Abstract

Current Genetic Advances in NAFLD/NASH: Related Hepatocellular Carcinoma Along with Characteristic Clinical Manifestation

Kazumi Fujioka*

Non-Alcoholic Fatty Liver Disease (NAFLD) is the common liver disease worldwide because of the increasing rates in parallel to obesity and Type 2 Diabetes Mellitus (T2DM). Mechanically, lipid accumulation and insulin resistance serve as the first hit, second hit is considered as inflammation and fibrosis in NAFLD. NAFLD is attributed to liverrelated morbidity and mortality, there is also growing evidence that NAFLD is a multisystem disease and is associated with hepatic (hepatocellular carcinoma: HCC) and extrahepatic (Cardiovascular Disease: CVD, Coronary Artery Disease: CAD, and Chronic Kidney Disease: CKD) diseases.
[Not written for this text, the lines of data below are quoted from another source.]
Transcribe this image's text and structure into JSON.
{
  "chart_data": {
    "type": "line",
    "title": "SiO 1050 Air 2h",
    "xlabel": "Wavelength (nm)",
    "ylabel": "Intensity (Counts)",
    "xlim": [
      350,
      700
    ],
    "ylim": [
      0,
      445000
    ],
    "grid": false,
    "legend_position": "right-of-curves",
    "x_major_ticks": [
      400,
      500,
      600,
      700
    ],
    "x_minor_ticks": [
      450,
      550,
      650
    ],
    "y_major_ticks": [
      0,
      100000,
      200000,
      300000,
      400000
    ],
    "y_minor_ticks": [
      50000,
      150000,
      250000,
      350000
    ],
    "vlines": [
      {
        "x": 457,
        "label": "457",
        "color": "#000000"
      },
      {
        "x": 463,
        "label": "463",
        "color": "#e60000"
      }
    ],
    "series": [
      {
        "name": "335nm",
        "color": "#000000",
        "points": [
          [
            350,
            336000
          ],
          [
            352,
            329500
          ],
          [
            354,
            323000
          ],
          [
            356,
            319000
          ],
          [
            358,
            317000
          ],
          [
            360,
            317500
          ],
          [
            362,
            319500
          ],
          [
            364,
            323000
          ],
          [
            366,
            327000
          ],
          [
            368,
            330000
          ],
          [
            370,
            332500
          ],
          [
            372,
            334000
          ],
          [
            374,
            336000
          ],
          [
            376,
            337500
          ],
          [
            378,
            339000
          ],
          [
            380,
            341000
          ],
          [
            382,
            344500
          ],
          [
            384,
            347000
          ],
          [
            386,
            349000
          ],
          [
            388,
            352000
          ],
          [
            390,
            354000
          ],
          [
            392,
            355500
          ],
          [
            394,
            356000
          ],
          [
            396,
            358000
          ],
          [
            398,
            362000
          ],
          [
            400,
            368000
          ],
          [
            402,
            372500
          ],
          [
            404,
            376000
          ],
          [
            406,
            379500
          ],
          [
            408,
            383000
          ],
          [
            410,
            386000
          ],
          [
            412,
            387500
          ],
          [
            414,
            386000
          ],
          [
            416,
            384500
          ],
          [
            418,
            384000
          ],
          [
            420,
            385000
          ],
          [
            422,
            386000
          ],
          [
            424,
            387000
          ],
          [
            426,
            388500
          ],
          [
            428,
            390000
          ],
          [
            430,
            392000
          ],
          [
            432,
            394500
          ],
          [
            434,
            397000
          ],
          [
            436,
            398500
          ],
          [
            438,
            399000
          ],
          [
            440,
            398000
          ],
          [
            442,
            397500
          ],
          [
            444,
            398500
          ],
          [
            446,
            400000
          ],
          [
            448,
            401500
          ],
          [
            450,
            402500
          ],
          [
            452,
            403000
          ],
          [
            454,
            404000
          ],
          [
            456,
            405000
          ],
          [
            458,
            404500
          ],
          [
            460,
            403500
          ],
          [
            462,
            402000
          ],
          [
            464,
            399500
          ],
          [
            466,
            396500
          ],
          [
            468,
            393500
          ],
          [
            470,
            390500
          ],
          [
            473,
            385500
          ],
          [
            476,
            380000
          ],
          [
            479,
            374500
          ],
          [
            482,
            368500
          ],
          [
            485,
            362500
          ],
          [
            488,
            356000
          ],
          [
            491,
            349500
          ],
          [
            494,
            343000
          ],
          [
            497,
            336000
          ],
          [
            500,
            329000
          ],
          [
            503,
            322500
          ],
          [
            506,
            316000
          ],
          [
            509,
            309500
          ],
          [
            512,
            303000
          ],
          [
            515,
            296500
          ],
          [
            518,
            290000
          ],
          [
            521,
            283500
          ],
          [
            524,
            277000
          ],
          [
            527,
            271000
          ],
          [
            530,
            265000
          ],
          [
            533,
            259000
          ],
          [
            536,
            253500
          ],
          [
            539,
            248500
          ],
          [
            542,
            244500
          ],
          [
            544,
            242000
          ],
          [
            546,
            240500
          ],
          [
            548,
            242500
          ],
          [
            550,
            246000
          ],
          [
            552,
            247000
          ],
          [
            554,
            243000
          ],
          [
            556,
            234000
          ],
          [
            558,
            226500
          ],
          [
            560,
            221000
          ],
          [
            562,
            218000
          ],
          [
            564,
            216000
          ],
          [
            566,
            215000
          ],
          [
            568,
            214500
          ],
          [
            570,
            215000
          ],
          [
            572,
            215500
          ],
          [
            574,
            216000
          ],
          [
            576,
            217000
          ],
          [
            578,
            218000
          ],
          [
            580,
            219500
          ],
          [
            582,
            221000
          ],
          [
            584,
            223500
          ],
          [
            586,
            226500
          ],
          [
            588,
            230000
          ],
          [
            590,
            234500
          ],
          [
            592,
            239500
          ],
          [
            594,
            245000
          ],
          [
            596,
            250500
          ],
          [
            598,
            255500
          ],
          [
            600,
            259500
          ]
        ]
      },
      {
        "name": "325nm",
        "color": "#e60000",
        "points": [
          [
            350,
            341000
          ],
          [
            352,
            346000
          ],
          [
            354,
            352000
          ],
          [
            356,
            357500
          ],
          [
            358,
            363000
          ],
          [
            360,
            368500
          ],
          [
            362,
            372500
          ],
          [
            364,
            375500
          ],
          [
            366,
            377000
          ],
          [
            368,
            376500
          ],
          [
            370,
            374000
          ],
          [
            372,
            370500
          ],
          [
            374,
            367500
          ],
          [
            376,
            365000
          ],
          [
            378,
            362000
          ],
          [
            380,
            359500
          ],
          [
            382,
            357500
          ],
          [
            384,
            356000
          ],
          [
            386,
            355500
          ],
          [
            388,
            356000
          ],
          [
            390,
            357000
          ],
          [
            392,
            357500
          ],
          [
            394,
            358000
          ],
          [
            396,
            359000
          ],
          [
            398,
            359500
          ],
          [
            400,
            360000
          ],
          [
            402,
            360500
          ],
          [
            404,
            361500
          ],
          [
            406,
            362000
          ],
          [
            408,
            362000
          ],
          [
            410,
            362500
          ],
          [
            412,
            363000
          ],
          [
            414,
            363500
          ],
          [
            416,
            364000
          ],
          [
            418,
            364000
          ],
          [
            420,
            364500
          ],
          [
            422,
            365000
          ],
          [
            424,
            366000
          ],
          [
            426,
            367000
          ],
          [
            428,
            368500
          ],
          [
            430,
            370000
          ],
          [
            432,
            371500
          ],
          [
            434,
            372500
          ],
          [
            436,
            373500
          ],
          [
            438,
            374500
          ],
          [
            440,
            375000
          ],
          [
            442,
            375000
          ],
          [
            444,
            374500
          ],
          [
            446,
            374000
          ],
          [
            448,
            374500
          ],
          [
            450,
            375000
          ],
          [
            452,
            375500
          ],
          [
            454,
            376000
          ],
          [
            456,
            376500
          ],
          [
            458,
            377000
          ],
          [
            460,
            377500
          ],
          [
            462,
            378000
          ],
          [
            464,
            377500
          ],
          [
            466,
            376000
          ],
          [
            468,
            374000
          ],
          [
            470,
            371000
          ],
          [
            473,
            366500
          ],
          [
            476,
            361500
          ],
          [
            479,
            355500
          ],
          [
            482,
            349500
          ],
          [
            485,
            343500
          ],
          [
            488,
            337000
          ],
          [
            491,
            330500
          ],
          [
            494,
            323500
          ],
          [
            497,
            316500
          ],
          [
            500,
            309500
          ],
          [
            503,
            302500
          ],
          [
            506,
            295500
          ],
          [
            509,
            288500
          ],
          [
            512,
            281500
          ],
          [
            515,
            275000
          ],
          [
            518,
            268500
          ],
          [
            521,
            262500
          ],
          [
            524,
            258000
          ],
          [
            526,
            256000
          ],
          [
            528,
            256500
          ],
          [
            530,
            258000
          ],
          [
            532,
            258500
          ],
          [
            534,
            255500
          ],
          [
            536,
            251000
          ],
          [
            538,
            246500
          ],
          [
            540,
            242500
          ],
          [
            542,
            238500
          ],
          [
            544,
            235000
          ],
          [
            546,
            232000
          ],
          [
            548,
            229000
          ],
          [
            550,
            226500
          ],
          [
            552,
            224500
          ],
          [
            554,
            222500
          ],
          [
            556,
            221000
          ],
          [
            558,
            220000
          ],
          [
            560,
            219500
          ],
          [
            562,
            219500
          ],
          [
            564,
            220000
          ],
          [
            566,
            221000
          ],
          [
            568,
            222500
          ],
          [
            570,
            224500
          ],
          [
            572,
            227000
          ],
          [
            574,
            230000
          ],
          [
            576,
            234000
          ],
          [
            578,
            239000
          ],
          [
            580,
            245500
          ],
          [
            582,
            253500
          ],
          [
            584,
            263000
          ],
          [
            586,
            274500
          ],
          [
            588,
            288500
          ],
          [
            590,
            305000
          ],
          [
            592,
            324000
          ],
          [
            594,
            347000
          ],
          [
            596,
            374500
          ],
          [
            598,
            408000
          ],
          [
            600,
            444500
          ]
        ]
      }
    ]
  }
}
The author previously suggested that an association between chronic liver disease (NAFLD/NASH and chronic hepatitis C virus infection: HCV infection) and systemic atherosclerosis may be present due to the presence of the inflammation as a common pathway. In this article, the current genetic advances of NAFLD/NASH-related HCC including PNPLA3, TM6SF2, GCKR, MBOAT7, HSD17B13, and the combined effect of these variants along with characteristic clinical manifestation have been reviewed. NAFLDs clinically predispose to occur non-cirrhotic NAFLD-HCC. The study of polygenic risk scores may be attributed to the stratification of the risk of the NAFLD/NASH-related HCC in the near feature. On the basis of the characteristic clinical and genetic evidences, the author suggests that the risk stratification of the medium/high risk in NAFLD-related HCC, especially non-cirrhotic HCC may contribute to the prevention, prediction, and surveillance.